4.5 Simulation Results

The numeric results reported in the previous section are extended in this section. We have implemented our decisional framework and algorithms in Java and conducted Monte Carlo simulations. In Fig. 7, the x-axis represents the number of members in a swarm. We show simulation results in which all four algorithms involve an incremental number of MAVs (from 10 to 90 MAVs), randomized failure ratios reported in the literature of navigation systems, visual recognition, environmental sound and thermal infrared imaging. The simulation aims at evaluating the chances of mission success of a swarm.

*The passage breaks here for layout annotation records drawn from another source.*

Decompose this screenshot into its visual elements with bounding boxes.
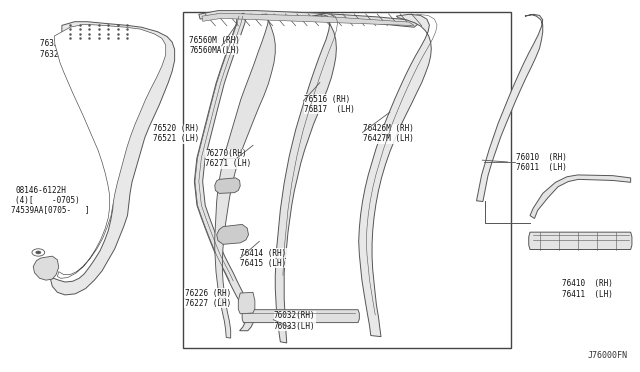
Text: 76427M (LH): 76427M (LH) [363,134,414,143]
Bar [183,13,511,349]
Text: 76321  (LH): 76321 (LH) [40,51,90,60]
Text: 76011  (LH): 76011 (LH) [516,163,567,172]
Text: 74539AA[0705-   ]: 74539AA[0705- ] [11,205,90,215]
Polygon shape [54,24,166,278]
Text: 76560MA(LH): 76560MA(LH) [189,46,240,55]
Text: 76B17  (LH): 76B17 (LH) [304,105,355,114]
Text: 76032(RH): 76032(RH) [274,311,316,320]
Polygon shape [477,14,543,202]
Polygon shape [358,14,431,337]
Polygon shape [199,11,419,27]
Polygon shape [215,178,240,193]
Polygon shape [33,256,59,280]
Polygon shape [202,13,414,25]
Text: 76226 (RH): 76226 (RH) [185,289,231,298]
Text: 76426M (RH): 76426M (RH) [363,124,414,133]
Polygon shape [238,292,255,314]
Text: 76033(LH): 76033(LH) [274,322,316,331]
Text: 76320  (RH): 76320 (RH) [40,39,90,48]
Text: 76270(RH): 76270(RH) [205,149,247,158]
Polygon shape [217,224,248,244]
Circle shape [32,249,45,256]
Text: 76010  (RH): 76010 (RH) [516,153,567,162]
Text: 76271 (LH): 76271 (LH) [205,159,252,169]
Polygon shape [242,310,359,323]
Text: 76415 (LH): 76415 (LH) [240,259,287,268]
Text: 76411  (LH): 76411 (LH) [562,290,612,299]
Polygon shape [215,14,275,338]
Text: 76410  (RH): 76410 (RH) [562,279,612,288]
Polygon shape [195,13,253,331]
Text: 76521 (LH): 76521 (LH) [153,134,199,143]
Polygon shape [275,14,337,343]
Text: 76516 (RH): 76516 (RH) [304,95,350,104]
Polygon shape [530,175,630,218]
Text: J76000FN: J76000FN [588,351,627,360]
Text: (4)[    -0705): (4)[ -0705) [15,196,80,205]
Text: 76414 (RH): 76414 (RH) [240,249,287,258]
Text: 76560M (RH): 76560M (RH) [189,36,240,45]
Text: 08146-6122H: 08146-6122H [15,186,67,195]
Polygon shape [529,232,632,250]
Polygon shape [51,22,175,295]
Text: 76520 (RH): 76520 (RH) [153,124,199,133]
Circle shape [36,251,41,254]
Text: 76227 (LH): 76227 (LH) [185,299,231,308]
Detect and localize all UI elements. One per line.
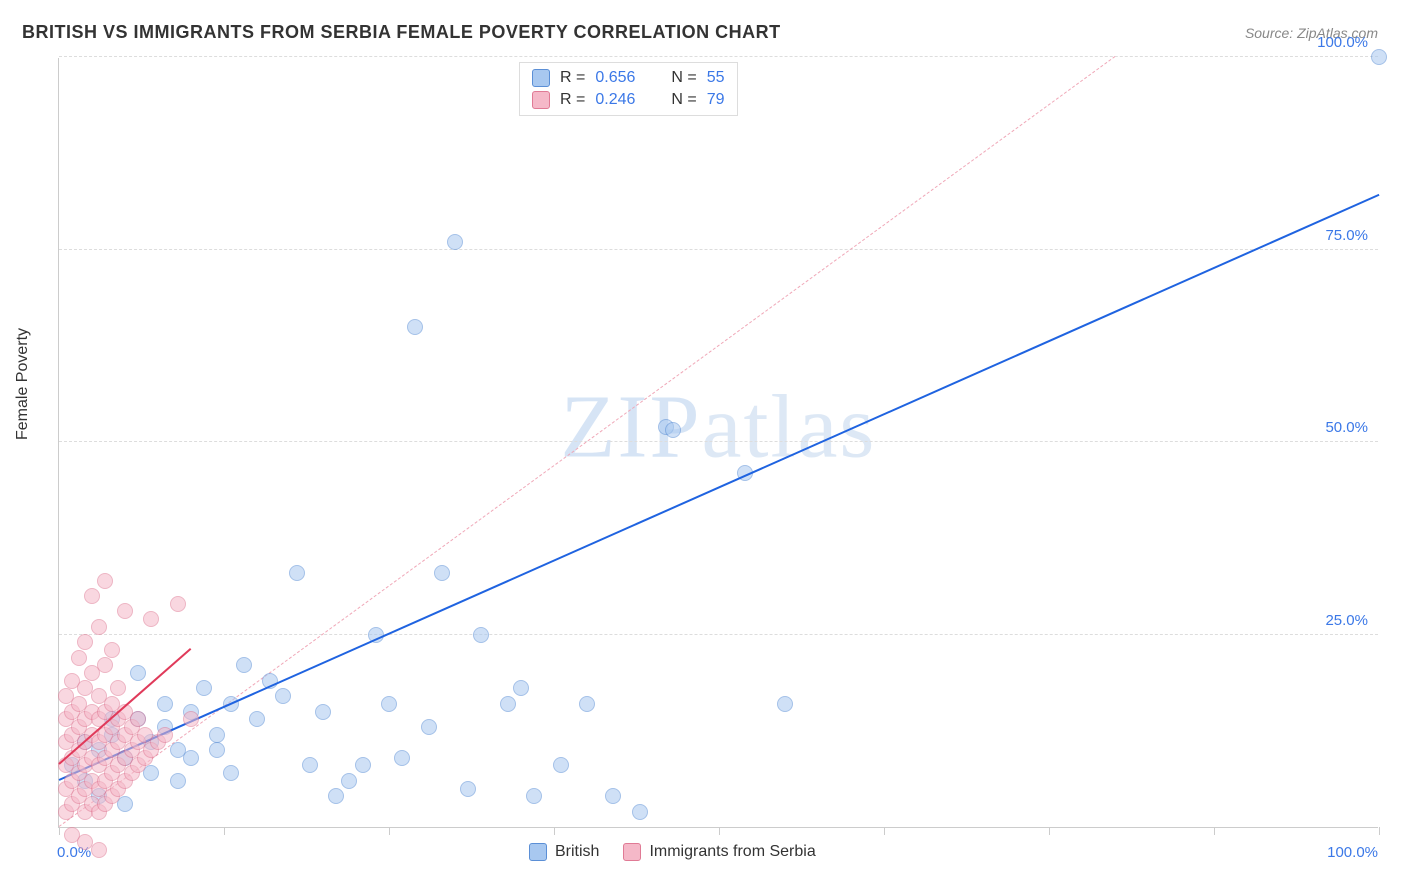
y-tick-label: 75.0%	[1325, 227, 1368, 244]
legend-row: R = 0.246 N = 79	[532, 89, 725, 111]
data-point	[209, 727, 225, 743]
trend-line	[59, 194, 1380, 781]
r-label: R =	[560, 69, 585, 87]
data-point	[421, 719, 437, 735]
data-point	[71, 650, 87, 666]
x-tick	[1049, 827, 1050, 835]
data-point	[500, 696, 516, 712]
legend-swatch	[532, 91, 550, 109]
y-tick-label: 100.0%	[1317, 34, 1368, 51]
x-tick	[719, 827, 720, 835]
y-axis-label: Female Poverty	[14, 328, 32, 440]
data-point	[407, 319, 423, 335]
data-point	[104, 642, 120, 658]
data-point	[130, 711, 146, 727]
data-point	[110, 680, 126, 696]
r-value: 0.656	[595, 69, 635, 87]
n-value: 79	[707, 91, 725, 109]
legend-item: British	[529, 843, 599, 861]
gridline	[59, 634, 1378, 635]
data-point	[632, 804, 648, 820]
legend-row: R = 0.656 N = 55	[532, 67, 725, 89]
data-point	[328, 788, 344, 804]
series-legend: British Immigrants from Serbia	[529, 843, 816, 861]
r-label: R =	[560, 91, 585, 109]
data-point	[579, 696, 595, 712]
n-label: N =	[671, 91, 696, 109]
correlation-legend: R = 0.656 N = 55 R = 0.246 N = 79	[519, 62, 738, 116]
data-point	[91, 619, 107, 635]
data-point	[223, 765, 239, 781]
y-tick-label: 25.0%	[1325, 612, 1368, 629]
x-tick	[554, 827, 555, 835]
data-point	[447, 234, 463, 250]
data-point	[143, 611, 159, 627]
data-point	[170, 596, 186, 612]
data-point	[302, 757, 318, 773]
data-point	[77, 634, 93, 650]
data-point	[473, 627, 489, 643]
data-point	[196, 680, 212, 696]
legend-label: British	[555, 843, 599, 861]
data-point	[236, 657, 252, 673]
data-point	[434, 565, 450, 581]
legend-swatch	[529, 843, 547, 861]
data-point	[394, 750, 410, 766]
data-point	[130, 665, 146, 681]
r-value: 0.246	[595, 91, 635, 109]
data-point	[183, 750, 199, 766]
gridline	[59, 56, 1378, 57]
data-point	[97, 657, 113, 673]
x-tick	[224, 827, 225, 835]
watermark: ZIPatlas	[561, 376, 877, 479]
gridline	[59, 249, 1378, 250]
data-point	[157, 696, 173, 712]
data-point	[526, 788, 542, 804]
data-point	[381, 696, 397, 712]
data-point	[513, 680, 529, 696]
data-point	[355, 757, 371, 773]
scatter-chart: ZIPatlas 25.0%50.0%75.0%100.0%0.0%100.0%…	[58, 58, 1378, 828]
x-tick	[1379, 827, 1380, 835]
x-tick	[389, 827, 390, 835]
data-point	[1371, 49, 1387, 65]
data-point	[777, 696, 793, 712]
data-point	[460, 781, 476, 797]
data-point	[341, 773, 357, 789]
x-tick	[1214, 827, 1215, 835]
chart-title: BRITISH VS IMMIGRANTS FROM SERBIA FEMALE…	[22, 22, 781, 43]
data-point	[553, 757, 569, 773]
data-point	[157, 727, 173, 743]
y-tick-label: 50.0%	[1325, 419, 1368, 436]
data-point	[605, 788, 621, 804]
data-point	[91, 842, 107, 858]
x-tick	[59, 827, 60, 835]
data-point	[170, 773, 186, 789]
data-point	[315, 704, 331, 720]
data-point	[97, 573, 113, 589]
data-point	[289, 565, 305, 581]
x-tick	[884, 827, 885, 835]
data-point	[117, 603, 133, 619]
legend-swatch	[623, 843, 641, 861]
data-point	[249, 711, 265, 727]
n-label: N =	[671, 69, 696, 87]
data-point	[275, 688, 291, 704]
data-point	[183, 711, 199, 727]
data-point	[665, 422, 681, 438]
n-value: 55	[707, 69, 725, 87]
gridline	[59, 441, 1378, 442]
data-point	[209, 742, 225, 758]
data-point	[84, 588, 100, 604]
x-max-label: 100.0%	[1327, 844, 1378, 861]
legend-item: Immigrants from Serbia	[623, 843, 815, 861]
legend-swatch	[532, 69, 550, 87]
legend-label: Immigrants from Serbia	[649, 843, 815, 861]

Each simulation consists of 1000 iterations per x-axis value. The y-axis represents the success rate, i.e., number of successful iterations per x-axis value. Additional results are available in a companion website, online at github.Footnote 1

5 Conclusion

This paper has extended an existing path planning algorithm for MAV swarms. The revisited approach assumes that MAVs collectively work to determine and solve a discrete location problem, in order to discover initially unknown intermediate landmarks. By collectively determining and sharing the landmark locations, the MAVs are able to complete their mission and reach their final destination. We assume that the process is prone to random failures. The original algorithm fails at handling situations where a series of faulty MAVs disrupt the collective procedure. It may affect the remaining MAVs to complete their mission. The new algorithms presented in this paper improve the original work. They are resilient to random failures.

The methodology proposed offers potential for additional research, exploration and testing more sophisticated majority strategies based on probability distributions that are realistic in that they are sensitive, for example to geographic location, proximity to base station and/or landmarks and available energy of the drones.